If you’re a fan of kimchi, coleslaw, or sauerkraut, then you should consider yourself a fan of cabbage, and you should also be worried about this veggie. The cabbage has been under constant threat from decades alongside other leafy greens, such as broccoli, cauliflower, collard greens, Brussels sprouts, and kale.
The danger? It stems from a tiny insect known as the diamondback moth, an invasive bug that has spread across the world and quickly mutated to become immune to just about every chemical pesticide manufactured to beat it.
To curb the now billions of dollars of damage that this moth’s larvae cause ever year, scientists in New York are trying to turn the bug’s DNA against it. In a small cabbage patch near the Seneca Lake town of Geneva, a Cornell University entomologist is letting loose thousands of genetically modified diamondbacks to test their ability to disrupt the moth mating scene in the fields of the farmers.
Every moth, bred in a lab, carries a gene designed to kill offspring that inherit it. The toxic gene presents a bilogical alternative to the chemical warfare that we’ve been waging, and failing with, for decades.
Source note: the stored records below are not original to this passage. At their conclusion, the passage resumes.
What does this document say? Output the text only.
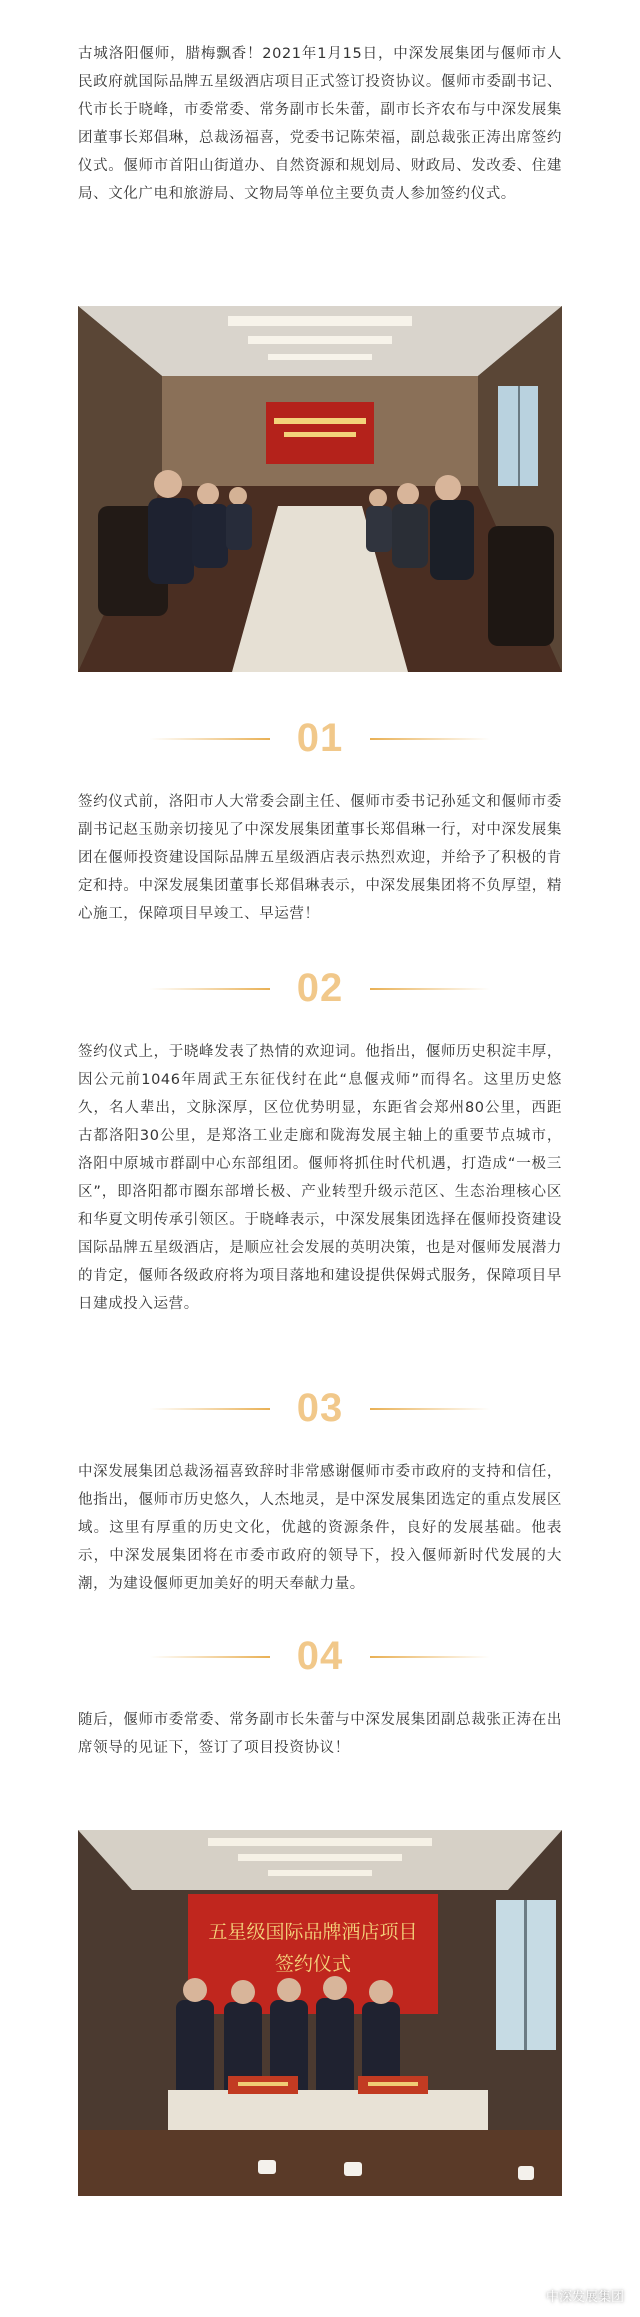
古城洛阳偃师，腊梅飘香！2021年1月15日，中深发展集团与偃师市人民政府就国际品牌五星级酒店项目正式签订投资协议。偃师市委副书记、代市长于晓峰，市委常委、常务副市长朱蕾，副市长齐农布与中深发展集团董事长郑倡琳，总裁汤福喜，党委书记陈荣福，副总裁张正涛出席签约仪式。偃师市首阳山街道办、自然资源和规划局、财政局、发改委、住建局、文化广电和旅游局、文物局等单位主要负责人参加签约仪式。

01

签约仪式前，洛阳市人大常委会副主任、偃师市委书记孙延文和偃师市委副书记赵玉勋亲切接见了中深发展集团董事长郑倡琳一行，对中深发展集团在偃师投资建设国际品牌五星级酒店表示热烈欢迎，并给予了积极的肯定和持。中深发展集团董事长郑倡琳表示，中深发展集团将不负厚望，精心施工，保障项目早竣工、早运营！

02

签约仪式上，于晓峰发表了热情的欢迎词。他指出，偃师历史积淀丰厚，因公元前1046年周武王东征伐纣在此“息偃戎师”而得名。这里历史悠久，名人辈出，文脉深厚，区位优势明显，东距省会郑州80公里，西距古都洛阳30公里，是郑洛工业走廊和陇海发展主轴上的重要节点城市，洛阳中原城市群副中心东部组团。偃师将抓住时代机遇，打造成“一极三区”，即洛阳都市圈东部增长极、产业转型升级示范区、生态治理核心区和华夏文明传承引领区。于晓峰表示，中深发展集团选择在偃师投资建设国际品牌五星级酒店，是顺应社会发展的英明决策，也是对偃师发展潜力的肯定，偃师各级政府将为项目落地和建设提供保姆式服务，保障项目早日建成投入运营。

03

中深发展集团总裁汤福喜致辞时非常感谢偃师市委市政府的支持和信任，他指出，偃师市历史悠久，人杰地灵，是中深发展集团选定的重点发展区域。这里有厚重的历史文化，优越的资源条件，良好的发展基础。他表示，中深发展集团将在市委市政府的领导下，投入偃师新时代发展的大潮，为建设偃师更加美好的明天奉献力量。

04

随后，偃师市委常委、常务副市长朱蕾与中深发展集团副总裁张正涛在出席领导的见证下，签订了项目投资协议！

五星级国际品牌酒店项目
签约仪式
中深发展集团
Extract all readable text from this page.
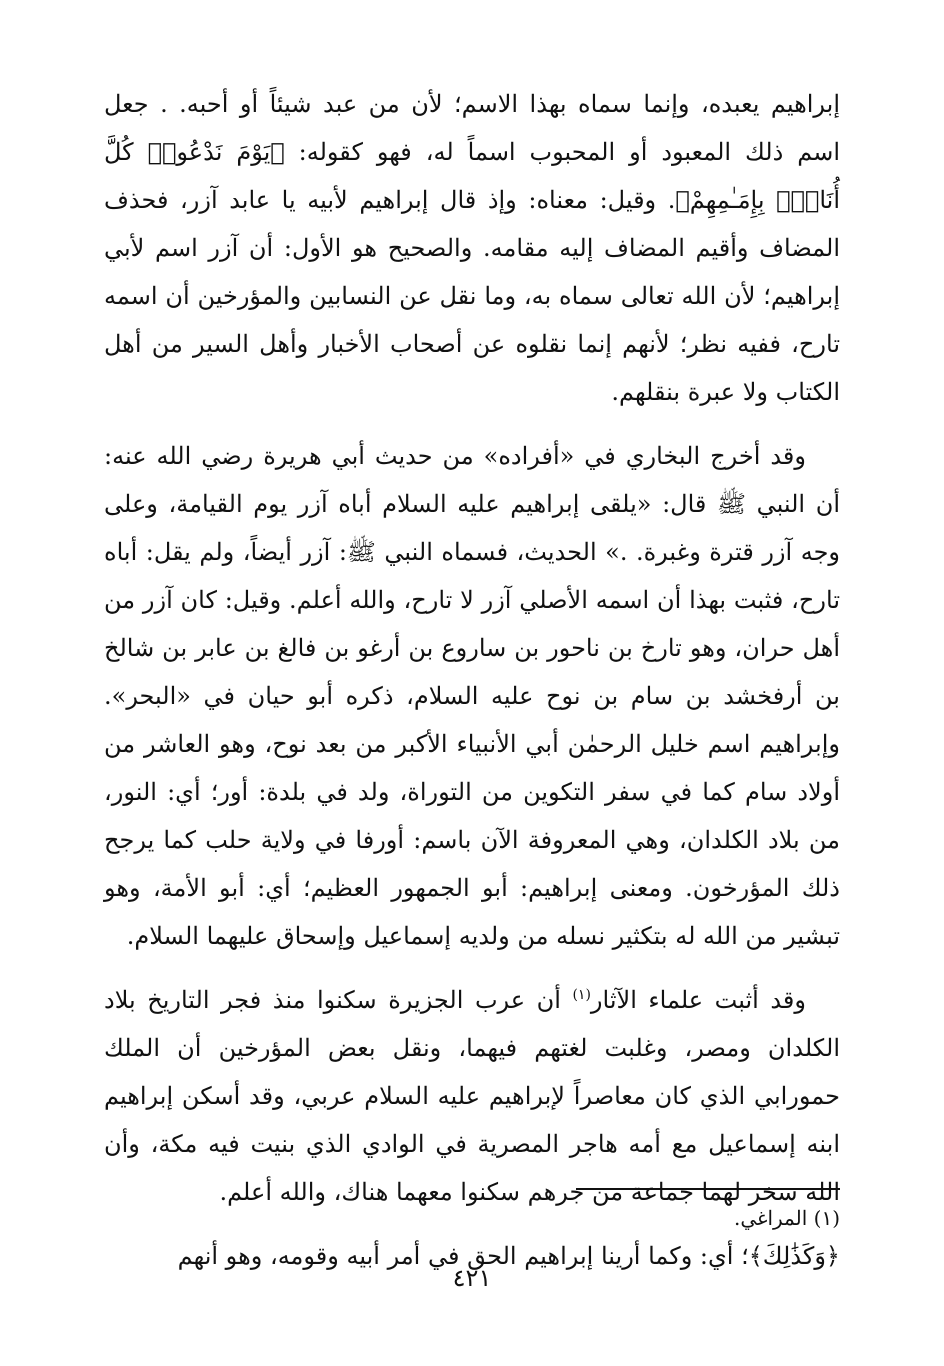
إبراهيم يعبده، وإنما سماه بهذا الاسم؛ لأن من عبد شيئاً أو أحبه. . جعل اسم ذلك المعبود أو المحبوب اسماً له، فهو كقوله: ﴿يَوْمَ نَدْعُوا۟ كُلَّ أُنَاسٍۭ بِإِمَـٰمِهِمْ﴾. وقيل: معناه: وإذ قال إبراهيم لأبيه يا عابد آزر، فحذف المضاف وأقيم المضاف إليه مقامه. والصحيح هو الأول: أن آزر اسم لأبي إبراهيم؛ لأن الله تعالى سماه به، وما نقل عن النسابين والمؤرخين أن اسمه تارح، ففيه نظر؛ لأنهم إنما نقلوه عن أصحاب الأخبار وأهل السير من أهل الكتاب ولا عبرة بنقلهم.

وقد أخرج البخاري في «أفراده» من حديث أبي هريرة رضي الله عنه: أن النبي ﷺ قال: «يلقى إبراهيم عليه السلام أباه آزر يوم القيامة، وعلى وجه آزر قترة وغبرة. .» الحديث، فسماه النبي ﷺ: آزر أيضاً، ولم يقل: أباه تارح، فثبت بهذا أن اسمه الأصلي آزر لا تارح، والله أعلم. وقيل: كان آزر من أهل حران، وهو تارخ بن ناحور بن ساروع بن أرغو بن فالغ بن عابر بن شالخ بن أرفخشد بن سام بن نوح عليه السلام، ذكره أبو حيان في «البحر». وإبراهيم اسم خليل الرحمٰن أبي الأنبياء الأكبر من بعد نوح، وهو العاشر من أولاد سام كما في سفر التكوين من التوراة، ولد في بلدة: أور؛ أي: النور، من بلاد الكلدان، وهي المعروفة الآن باسم: أورفا في ولاية حلب كما يرجح ذلك المؤرخون. ومعنى إبراهيم: أبو الجمهور العظيم؛ أي: أبو الأمة، وهو تبشير من الله له بتكثير نسله من ولديه إسماعيل وإسحاق عليهما السلام.

وقد أثبت علماء الآثار$^{(١)}$ أن عرب الجزيرة سكنوا منذ فجر التاريخ بلاد الكلدان ومصر، وغلبت لغتهم فيهما، ونقل بعض المؤرخين أن الملك حمورابي الذي كان معاصراً لإبراهيم عليه السلام عربي، وقد أسكن إبراهيم ابنه إسماعيل مع أمه هاجر المصرية في الوادي الذي بنيت فيه مكة، وأن الله سخر لهما جماعة من جرهم سكنوا معهما هناك، والله أعلم.

﴿وَكَذَٰلِكَ﴾؛ أي: وكما أرينا إبراهيم الحق في أمر أبيه وقومه، وهو أنهم

(١) المراغي.
٤٢١
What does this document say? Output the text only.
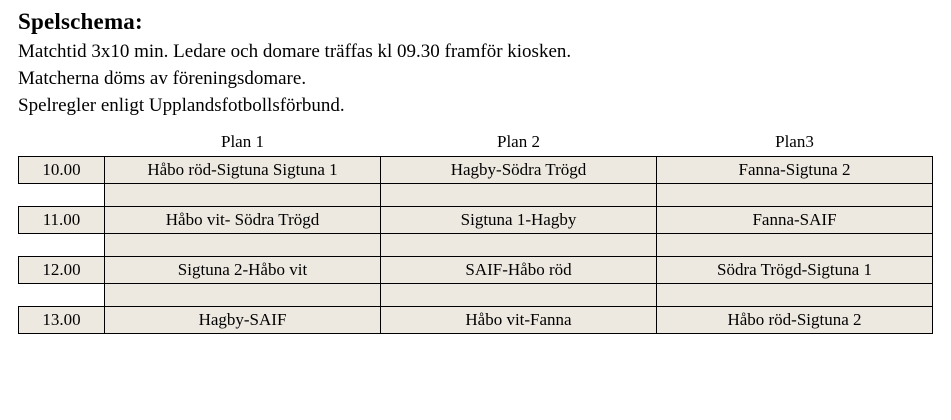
Spelschema:

Matchtid 3x10 min. Ledare och domare träffas kl 09.30 framför kiosken.

Matcherna döms av föreningsdomare.

Spelregler enligt Upplandsfotbollsförbund.

	Plan 1	Plan 2	Plan3
10.00	Håbo röd-Sigtuna Sigtuna 1	Hagby-Södra Trögd	Fanna-Sigtuna 2

11.00	Håbo vit- Södra Trögd	Sigtuna 1-Hagby	Fanna-SAIF

12.00	Sigtuna 2-Håbo vit	SAIF-Håbo röd	Södra Trögd-Sigtuna 1

13.00	Hagby-SAIF	Håbo vit-Fanna	Håbo röd-Sigtuna 2
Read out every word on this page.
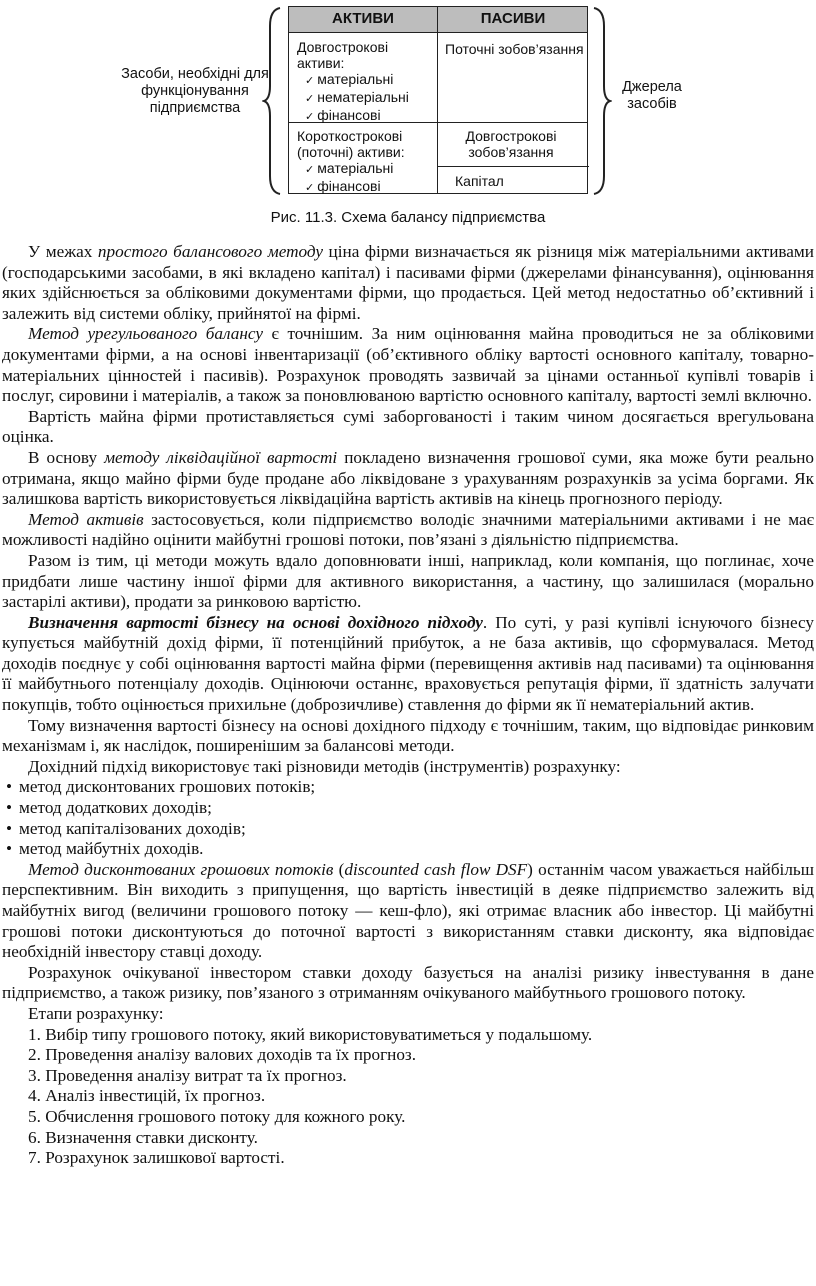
Засоби, необхідні для функціонування підприємства
АКТИВИ	ПАСИВИ
Довгострокові активи:
✓ матеріальні
✓ нематеріальні
✓ фінансові
Поточні зобов’язання
Короткострокові (поточні) активи:
✓ матеріальні
✓ фінансові
Довгострокові зобов’язання
Капітал
Джерела засобів
Рис. 11.3. Схема балансу підприємства

У межах простого балансового методу ціна фірми визначається як різниця між матеріальними активами (господарськими засобами, в які вкладено капітал) і пасивами фірми (джерелами фінансування), оцінювання яких здійснюється за обліковими документами фірми, що продається. Цей метод недостатньо об’єктивний і залежить від системи обліку, прийнятої на фірмі.

Метод урегульованого балансу є точнішим. За ним оцінювання майна проводиться не за обліковими документами фірми, а на основі інвентаризації (об’єктивного обліку вартості основного капіталу, товарно-матеріальних цінностей і пасивів). Розрахунок проводять зазвичай за цінами останньої купівлі товарів і послуг, сировини і матеріалів, а також за поновлюваною вартістю основного капіталу, вартості землі включно.

Вартість майна фірми протиставляється сумі заборгованості і таким чином досягається врегульована оцінка.

В основу методу ліквідаційної вартості покладено визначення грошової суми, яка може бути реально отримана, якщо майно фірми буде продане або ліквідоване з урахуванням розрахунків за усіма боргами. Як залишкова вартість використовується ліквідаційна вартість активів на кінець прогнозного періоду.

Метод активів застосовується, коли підприємство володіє значними матеріальними активами і не має можливості надійно оцінити майбутні грошові потоки, пов’язані з діяльністю підприємства.

Разом із тим, ці методи можуть вдало доповнювати інші, наприклад, коли компанія, що поглинає, хоче придбати лише частину іншої фірми для активного використання, а частину, що залишилася (морально застарілі активи), продати за ринковою вартістю.

Визначення вартості бізнесу на основі дохідного підходу. По суті, у разі купівлі існуючого бізнесу купується майбутній дохід фірми, її потенційний прибуток, а не база активів, що сформувалася. Метод доходів поєднує у собі оцінювання вартості майна фірми (перевищення активів над пасивами) та оцінювання її майбутнього потенціалу доходів. Оцінюючи останнє, враховується репутація фірми, її здатність залучати покупців, тобто оцінюється прихильне (доброзичливе) ставлення до фірми як її нематеріальний актив.

Тому визначення вартості бізнесу на основі дохідного підходу є точнішим, таким, що відповідає ринковим механізмам і, як наслідок, поширенішим за балансові методи.

Дохідний підхід використовує такі різновиди методів (інструментів) розрахунку:

• метод дисконтованих грошових потоків;
• метод додаткових доходів;
• метод капіталізованих доходів;
• метод майбутніх доходів.

Метод дисконтованих грошових потоків (discounted cash flow DSF) останнім часом уважається найбільш перспективним. Він виходить з припущення, що вартість інвестицій в деяке підприємство залежить від майбутніх вигод (величини грошового потоку — кеш-фло), які отримає власник або інвестор. Ці майбутні грошові потоки дисконтуються до поточної вартості з використанням ставки дисконту, яка відповідає необхідній інвестору ставці доходу.

Розрахунок очікуваної інвестором ставки доходу базується на аналізі ризику інвестування в дане підприємство, а також ризику, пов’язаного з отриманням очікуваного майбутнього грошового потоку.

Етапи розрахунку:

1. Вибір типу грошового потоку, який використовуватиметься у подальшому.
2. Проведення аналізу валових доходів та їх прогноз.
3. Проведення аналізу витрат та їх прогноз.
4. Аналіз інвестицій, їх прогноз.
5. Обчислення грошового потоку для кожного року.
6. Визначення ставки дисконту.
7. Розрахунок залишкової вартості.
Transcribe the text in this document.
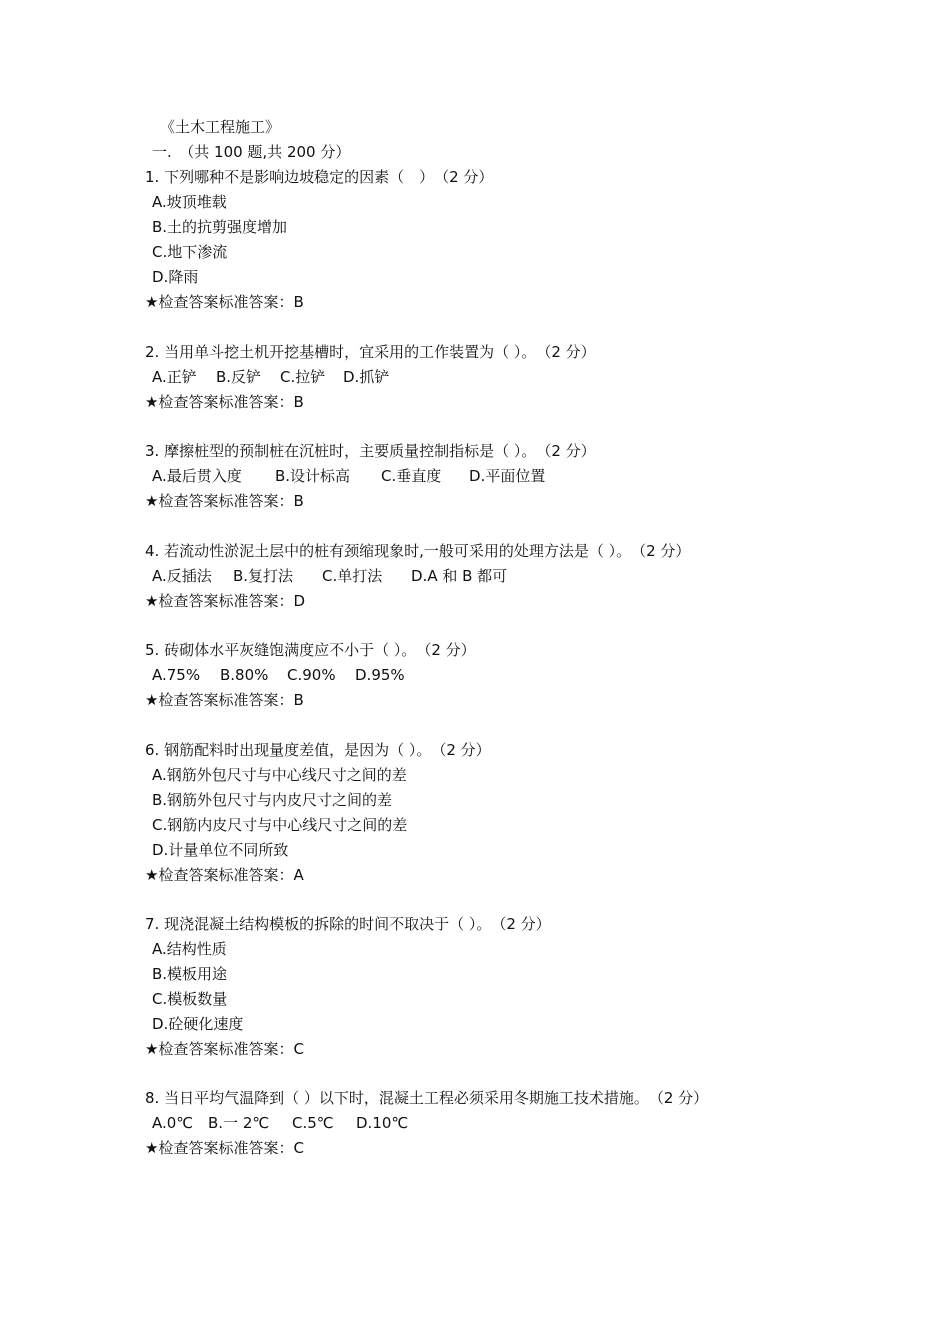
《土木工程施工》
一.　（共 100 题,共 200 分）
1. 下列哪种不是影响边坡稳定的因素（　）　（2 分）
A.坡顶堆载
B.土的抗剪强度增加
C.地下渗流
D.降雨
★检查答案标准答案：B
2. 当用单斗挖土机开挖基槽时，宜采用的工作装置为（ ）。　（2 分）
A.正铲	B.反铲	C.拉铲	D.抓铲
★检查答案标准答案：B
3. 摩擦桩型的预制桩在沉桩时，主要质量控制指标是（ ）。　（2 分）
A.最后贯入度	B.设计标高	C.垂直度	D.平面位置
★检查答案标准答案：B
4. 若流动性淤泥土层中的桩有颈缩现象时,一般可采用的处理方法是（ ）。　（2 分）
A.反插法	B.复打法	C.单打法	D.A 和 B 都可
★检查答案标准答案：D
5. 砖砌体水平灰缝饱满度应不小于（ ）。　（2 分）
A.75%	B.80%	C.90%	D.95%
★检查答案标准答案：B
6. 钢筋配料时出现量度差值，是因为（ ）。　（2 分）
A.钢筋外包尺寸与中心线尺寸之间的差
B.钢筋外包尺寸与内皮尺寸之间的差
C.钢筋内皮尺寸与中心线尺寸之间的差
D.计量单位不同所致
★检查答案标准答案：A
7. 现浇混凝土结构模板的拆除的时间不取决于（ ）。　（2 分）
A.结构性质
B.模板用途
C.模板数量
D.砼硬化速度
★检查答案标准答案：C
8. 当日平均气温降到（ ）以下时，混凝土工程必须采用冬期施工技术措施。　（2 分）
A.0℃ B.一 2℃	C.5℃	D.10℃
★检查答案标准答案：C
“In areas where we can’t control diamondback moths, this technology would allow more of a steady flow of products onto the market,” says Anthony Shelton, the Cornell entomologist testing the moths. Shelton conducted a preliminary field trial of the insect in outdoor cages two years ago.
Many traditional farmers in New York, which produces more cabbage than any other state, are excited to use the new tool. Anthony Piedmonte has grown cabbage for more than half a century in Holley. (He leaves a few heads on his Polish neighbor’s doorstop each year, and she reciprocates by dropping off a pan of a delicious stuffed cabbage dish called gołąbki.) Some years he has more cabbage to give than others.
“I’ve had years in which this moth has consumed more than 25 percent of my crop,” says Piedmonte. “This last year was particularly bad.” When things get really out of hand, he says, his farm sprays a cocktail of chemicals up to three times a week.
“The problem in the South is that we never get away from them,” says David Riley, a vegetable entomologist at the University of Georgia — not connected to Oxitec’s moth endeavor. “We have diamondbacks pretty much year-round, and if you start applying an insecticide, they will basically become immune to that insecticide in short order.”